Collectively, these findings indicated that mtOS is an important contributor of renal injury induced by 5-FU, and the approach of targeting mtOS using MTAs is promising in mitigating renal toxicity during chemotherapy. The kidney’s high metabolic demands necessitate robust mitochondrial function for ATP production, redox balance, apoptosis regulation, and calcium homeostasis. Injury to renal mitochondria disrupts these processes, leading to oxidative stress, reduced ATP production, and apoptotic cell death, contributing to conditions like chronic kidney disease (CKD) [94]. In the present study, Mito-TEMPO has alleviated renal injury by scavenging mitochondrial ROS, thereby likely mitigating downstream effects like impaired electron transfer chain activities, drop in mitochondrial membrane potential, oxidative damage to DNA, and finally mitochondria-mediated intrinsic apoptotic renal cell death.
5. Conclusion
The findings of the current study provide additional insights into the mechanisms contributing to 5-FU-induced renal toxicity.
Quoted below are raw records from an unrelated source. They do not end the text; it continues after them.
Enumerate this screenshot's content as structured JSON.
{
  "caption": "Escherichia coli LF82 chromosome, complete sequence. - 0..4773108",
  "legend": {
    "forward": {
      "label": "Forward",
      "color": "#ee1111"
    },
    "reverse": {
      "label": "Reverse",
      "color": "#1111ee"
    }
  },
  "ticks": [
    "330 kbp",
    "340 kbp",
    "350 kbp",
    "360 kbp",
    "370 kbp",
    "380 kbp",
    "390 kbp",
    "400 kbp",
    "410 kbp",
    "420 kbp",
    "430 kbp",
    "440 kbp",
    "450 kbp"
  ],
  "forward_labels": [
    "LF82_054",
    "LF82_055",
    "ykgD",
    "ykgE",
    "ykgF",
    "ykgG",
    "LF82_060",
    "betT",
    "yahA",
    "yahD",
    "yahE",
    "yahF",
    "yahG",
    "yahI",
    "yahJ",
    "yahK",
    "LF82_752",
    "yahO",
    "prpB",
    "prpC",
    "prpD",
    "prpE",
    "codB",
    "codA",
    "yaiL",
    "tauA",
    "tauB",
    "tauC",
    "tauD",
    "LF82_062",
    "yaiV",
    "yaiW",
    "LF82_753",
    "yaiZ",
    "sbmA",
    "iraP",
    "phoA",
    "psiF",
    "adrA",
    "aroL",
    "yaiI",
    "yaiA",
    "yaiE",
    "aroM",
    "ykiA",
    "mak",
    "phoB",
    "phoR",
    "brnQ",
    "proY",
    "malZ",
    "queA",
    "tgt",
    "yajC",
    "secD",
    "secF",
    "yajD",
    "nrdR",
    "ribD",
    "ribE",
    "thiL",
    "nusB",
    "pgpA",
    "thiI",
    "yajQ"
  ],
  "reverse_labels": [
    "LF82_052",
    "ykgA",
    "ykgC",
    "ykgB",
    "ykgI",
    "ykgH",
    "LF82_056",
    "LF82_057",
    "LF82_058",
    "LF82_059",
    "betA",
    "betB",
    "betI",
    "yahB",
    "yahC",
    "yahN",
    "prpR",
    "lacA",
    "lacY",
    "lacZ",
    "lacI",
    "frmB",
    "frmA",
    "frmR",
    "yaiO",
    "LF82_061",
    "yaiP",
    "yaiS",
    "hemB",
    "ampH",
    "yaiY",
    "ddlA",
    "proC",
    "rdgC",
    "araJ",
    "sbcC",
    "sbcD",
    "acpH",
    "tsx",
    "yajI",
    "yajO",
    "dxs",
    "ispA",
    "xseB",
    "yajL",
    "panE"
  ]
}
The implications of these results hold potential clinical significance, particularly in the context of combinatorial therapy as Mito-TEMPO can be used as an adjuvant with the conventional chemotherapy regimen. However, further confirmatory studies are required both at preclinical and clinical levels to validate and establish that the administration of Mito-TEMPO does not compromise the anticancer efficacy of the chemotherapeutic drug and, consequently, the overall therapeutic outcome of the regimen.
Ethics Statement
All animals were handled according to Committee for the Purpose of Control and Supervision of Experiments on Animals (CPCSEA) guidelines, Government of India (Institutional Animal Ethics Committee approval no. IAEC/KMC/54/2021).
Conflicts of Interest
The authors declare no conflicts of interest.
Funding
This research is partially funded by the Indian Council of Medical Research (ICMR) grant (5/13/56/2020NCD-III) and the Science and Engineering Research Board (SERB), DST, India, under the ECR grant (ECR/2016/000140), which provided support for chemicals and instrumentation.
Open Research
Data Availability Statement
Data are available and can be provided upon request to the corresponding author.